Rabbits with hereditary postprandial hypertriglyceridemia exhibit central obesity and are regarded as a reliable model for metabolic syndrome. This study was performed to gain insight into the affected process of lipid metabolism and into the causative genes of the postprandial hypertriglyceridemia rabbits. Eleven genes that play key roles in lipid metabolism were selected, their mRNA levels were assessed by quantitative PCR, and their expressions were compared among postprandial hypertriglyceridemia rabbits using Japanese white rabbits as the control.
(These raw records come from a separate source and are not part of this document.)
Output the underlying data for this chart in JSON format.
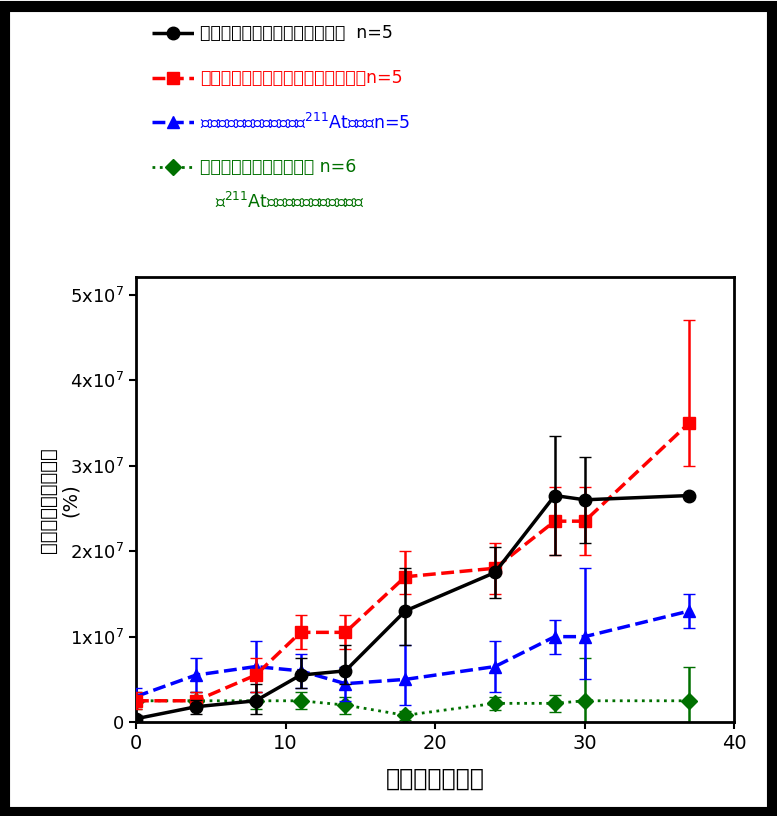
{
  "background_color": "#ffffff",
  "plot_bg_color": "#ffffff",
  "xlabel": "治療開始後日数",
  "xlim": [
    0,
    40
  ],
  "ylim": [
    0,
    52000000.0
  ],
  "xticks": [
    0,
    10,
    20,
    30,
    40
  ],
  "yticks": [
    0,
    10000000.0,
    20000000.0,
    30000000.0,
    40000000.0,
    50000000.0
  ],
  "series": [
    {
      "color": "#000000",
      "marker": "o",
      "linestyle": "-",
      "x": [
        0,
        4,
        8,
        11,
        14,
        18,
        24,
        28,
        30,
        37
      ],
      "y": [
        400000.0,
        1800000.0,
        2500000.0,
        5500000.0,
        6000000.0,
        13000000.0,
        17500000.0,
        26500000.0,
        26000000.0,
        26500000.0
      ],
      "yerr_low": [
        400000.0,
        800000.0,
        1500000.0,
        1500000.0,
        1500000.0,
        4000000.0,
        3000000.0,
        7000000.0,
        5000000.0,
        0
      ],
      "yerr_high": [
        400000.0,
        800000.0,
        2000000.0,
        2000000.0,
        3000000.0,
        5000000.0,
        3000000.0,
        7000000.0,
        5000000.0,
        0
      ]
    },
    {
      "color": "#ff0000",
      "marker": "s",
      "linestyle": "--",
      "x": [
        0,
        4,
        8,
        11,
        14,
        18,
        24,
        28,
        30,
        37
      ],
      "y": [
        2500000.0,
        2500000.0,
        5500000.0,
        10500000.0,
        10500000.0,
        17000000.0,
        18000000.0,
        23500000.0,
        23500000.0,
        35000000.0
      ],
      "yerr_low": [
        1000000.0,
        1000000.0,
        2000000.0,
        2000000.0,
        2000000.0,
        2000000.0,
        3000000.0,
        4000000.0,
        4000000.0,
        5000000.0
      ],
      "yerr_high": [
        1000000.0,
        1000000.0,
        2000000.0,
        2000000.0,
        2000000.0,
        3000000.0,
        3000000.0,
        4000000.0,
        4000000.0,
        12000000.0
      ]
    },
    {
      "color": "#0000ff",
      "marker": "^",
      "linestyle": "--",
      "x": [
        0,
        4,
        8,
        11,
        14,
        18,
        24,
        28,
        30,
        37
      ],
      "y": [
        3000000.0,
        5500000.0,
        6500000.0,
        6000000.0,
        4500000.0,
        5000000.0,
        6500000.0,
        10000000.0,
        10000000.0,
        13000000.0
      ],
      "yerr_low": [
        1000000.0,
        2000000.0,
        3000000.0,
        2000000.0,
        2000000.0,
        3000000.0,
        3000000.0,
        2000000.0,
        5000000.0,
        2000000.0
      ],
      "yerr_high": [
        1000000.0,
        2000000.0,
        3000000.0,
        2000000.0,
        2000000.0,
        4000000.0,
        3000000.0,
        2000000.0,
        8000000.0,
        2000000.0
      ]
    },
    {
      "color": "#007000",
      "marker": "D",
      "linestyle": ":",
      "x": [
        0,
        4,
        8,
        11,
        14,
        18,
        24,
        28,
        30,
        37
      ],
      "y": [
        2500000.0,
        2500000.0,
        2500000.0,
        2500000.0,
        2000000.0,
        800000.0,
        2200000.0,
        2200000.0,
        2500000.0,
        2500000.0
      ],
      "yerr_low": [
        1000000.0,
        1000000.0,
        1000000.0,
        1000000.0,
        1000000.0,
        500000.0,
        800000.0,
        1000000.0,
        5000000.0,
        4000000.0
      ],
      "yerr_high": [
        1000000.0,
        1000000.0,
        1000000.0,
        1000000.0,
        1000000.0,
        500000.0,
        800000.0,
        1000000.0,
        5000000.0,
        4000000.0
      ]
    }
  ],
  "legend": [
    {
      "color": "#000000",
      "linestyle": "-",
      "marker": "o",
      "label1": "治療対照群（生理食塩水投与）  n=5",
      "label2": null,
      "label1_color": "#000000"
    },
    {
      "color": "#ff0000",
      "linestyle": "--",
      "marker": "s",
      "label1": "抗体治療群（トラスツズマブ投与）n=5",
      "label2": null,
      "label1_color": "#ff0000"
    },
    {
      "color": "#0000ff",
      "linestyle": "--",
      "marker": "^",
      "label1": "アイソトープ単独治療群（$^{211}$At投与）n=5",
      "label2": null,
      "label1_color": "#0000ff"
    },
    {
      "color": "#007000",
      "linestyle": ":",
      "marker": "D",
      "label1": "標的アイソトープ治療群 n=6",
      "label2": "($^{211}$At−トラスツズマブ投与）",
      "label1_color": "#007000"
    }
  ],
  "ylabel_chars": [
    "がん",
    "細胞",
    "の発",
    "光輝",
    "度",
    "(%)"
  ],
  "border_color": "#000000"
}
Two genes appeared to be in causal connection with postprandial hypertriglyceridemia, and these were regarded as likely candidates for the pathogenesis. One was the fatty acid synthase gene, which had an expression constitutively higher in postprandial hypertriglyceridemia rabbits than in Japanese white rabbits during the fasting state and reached quite high levels after feeding. The other was the gene for hepatic triglyceride lipase with an expression that was approximately one order lower than that found in the Japanese white rabbits. The low plasma hepatic triglyceride lipase activities were consistent with the low levels of the transcript in the livers of the postprandial hypertriglyceridemia rabbits. Thus, elevated fatty acid synthesis and defected lipid hydrolysis together would cause the postprandial hypertriglyceridemia in postprandial hypertriglyceridemia rabbits.